Fafah Ramus interpretou uma das pacientes operadas pelo médium. Ela conta que a produção é tanta e move tantas pessoas que, na hora, surge até uma dúvida: “Será que isso vai dar certo?”. Ela ficou um dia inteiro com o olho tampado. “Por mais desconfortável que estivesse, o melhor era estar ali. É intenso, é muito trabalho, e uma ótima experiência. E o interessante é como a cidade toda parou para isso e se movimentou para isso. Por mais que tenha tido esse lapso de tempo, eu lembro de cada detalhe. Eu fui ver o filme e é impressionante o trabalho pronto. É mesmo mágico.”

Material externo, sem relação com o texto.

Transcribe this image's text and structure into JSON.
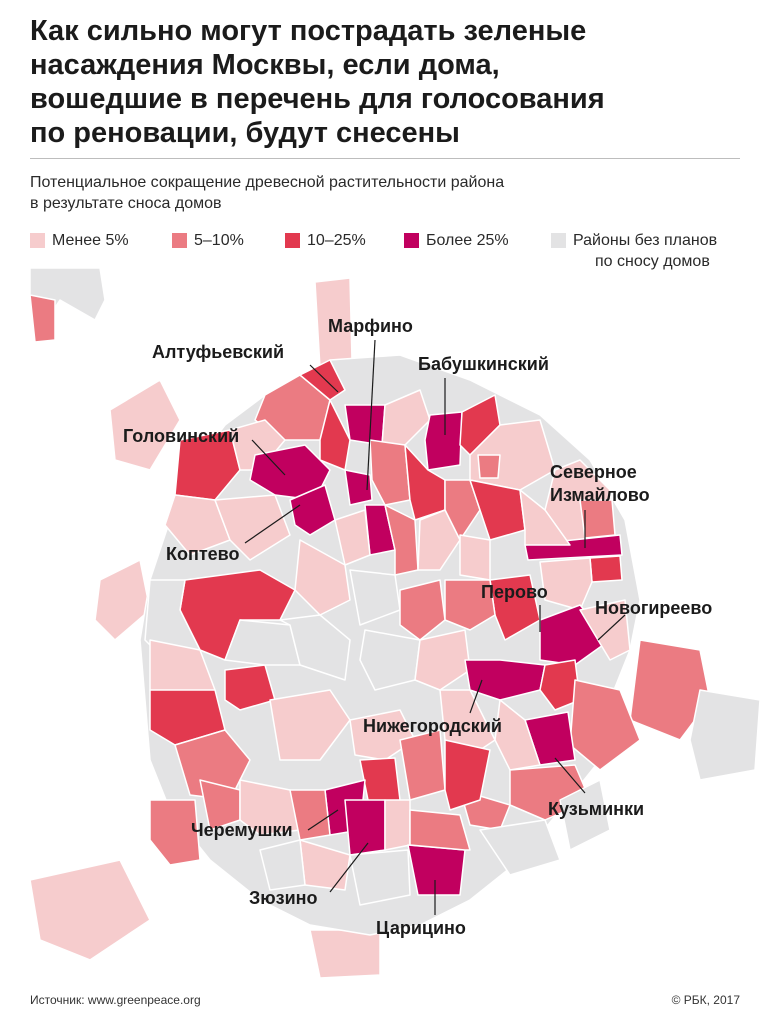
{
  "title_lines": [
    "Как сильно могут пострадать зеленые",
    "насаждения Москвы, если дома,",
    "вошедшие в перечень для голосования",
    "по реновации, будут снесены"
  ],
  "subtitle_lines": [
    "Потенциальное сокращение древесной растительности района",
    "в результате сноса домов"
  ],
  "legend": [
    {
      "label": "Менее 5%",
      "color": "#f6cccd"
    },
    {
      "label": "5–10%",
      "color": "#eb7b82"
    },
    {
      "label": "10–25%",
      "color": "#e2394f"
    },
    {
      "label": "Более 25%",
      "color": "#c1005f"
    },
    {
      "label_lines": [
        "Районы без планов",
        "по сносу домов"
      ],
      "color": "#e3e3e4"
    }
  ],
  "callouts": {
    "marfino": "Марфино",
    "altufyevsky": "Алтуфьевский",
    "babushkinsky": "Бабушкинский",
    "golovinsky": "Головинский",
    "severnoe_izmaylovo": [
      "Северное",
      "Измайлово"
    ],
    "koptevo": "Коптево",
    "perovo": "Перово",
    "novogireevo": "Новогиреево",
    "nizhegorodsky": "Нижегородский",
    "kuzminki": "Кузьминки",
    "cheryomushki": "Черемушки",
    "zyuzino": "Зюзино",
    "tsaritsyno": "Царицино"
  },
  "footer": {
    "source": "Источник: www.greenpeace.org",
    "copyright": "© РБК, 2017"
  },
  "colors": {
    "less5": "#f6cccd",
    "from5to10": "#eb7b82",
    "from10to25": "#e2394f",
    "over25": "#c1005f",
    "no_plans": "#e3e3e4",
    "border": "#ffffff"
  }
}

Ver-se em uma tela grande é uma sensação à parte. Leandro Ruhena, que deu vida ao escrivão na cena do julgamento de Arigó, sente-se emocionado por poder levar isso consigo. “A sensação de entrar na sala do cinema e numa fração de segundos passar de espectador para a tela foi emocionante.” Mas, mais que isso, reconhece que o ganho é, também, para a região. “Tem muita gente qualificada na região. Isso para o produtor de elenco também é importante: ter material humano de qualidade nas cidades de gravação. É fundamental pra gente, pois surgem oportunidades, abrem portas. E poder estar ao lado dessa turma fera, contando essa história, foi lindo demais.”
Produção como vitrine
Para o Polo Audiovisual da Zona da Mata, essa produção é como uma vitrine de funcionamento, de um modelo de negócio do setor criativo que movimenta toda a região. Foi também uma oportunidade de ver um filme lotando os cinemas em um sentido oposto das produções independentes brasileiras: “Predestinado” foi direto para as salas de exibição, sem participar de festivais. “Nada é natural. Tudo isso envolve um trabalho longo que ainda não terminou”, conclui César, que, comemora a decisão da Academia Brasileira de Cinema de indicar o filme “Marte um”, da produtora Filmes de Plástico, como o representante do Brasil no Oscar. Ele foi um dos selecionados pelo Polo, junto com a Ancine, em um edital para a distribuição do filme.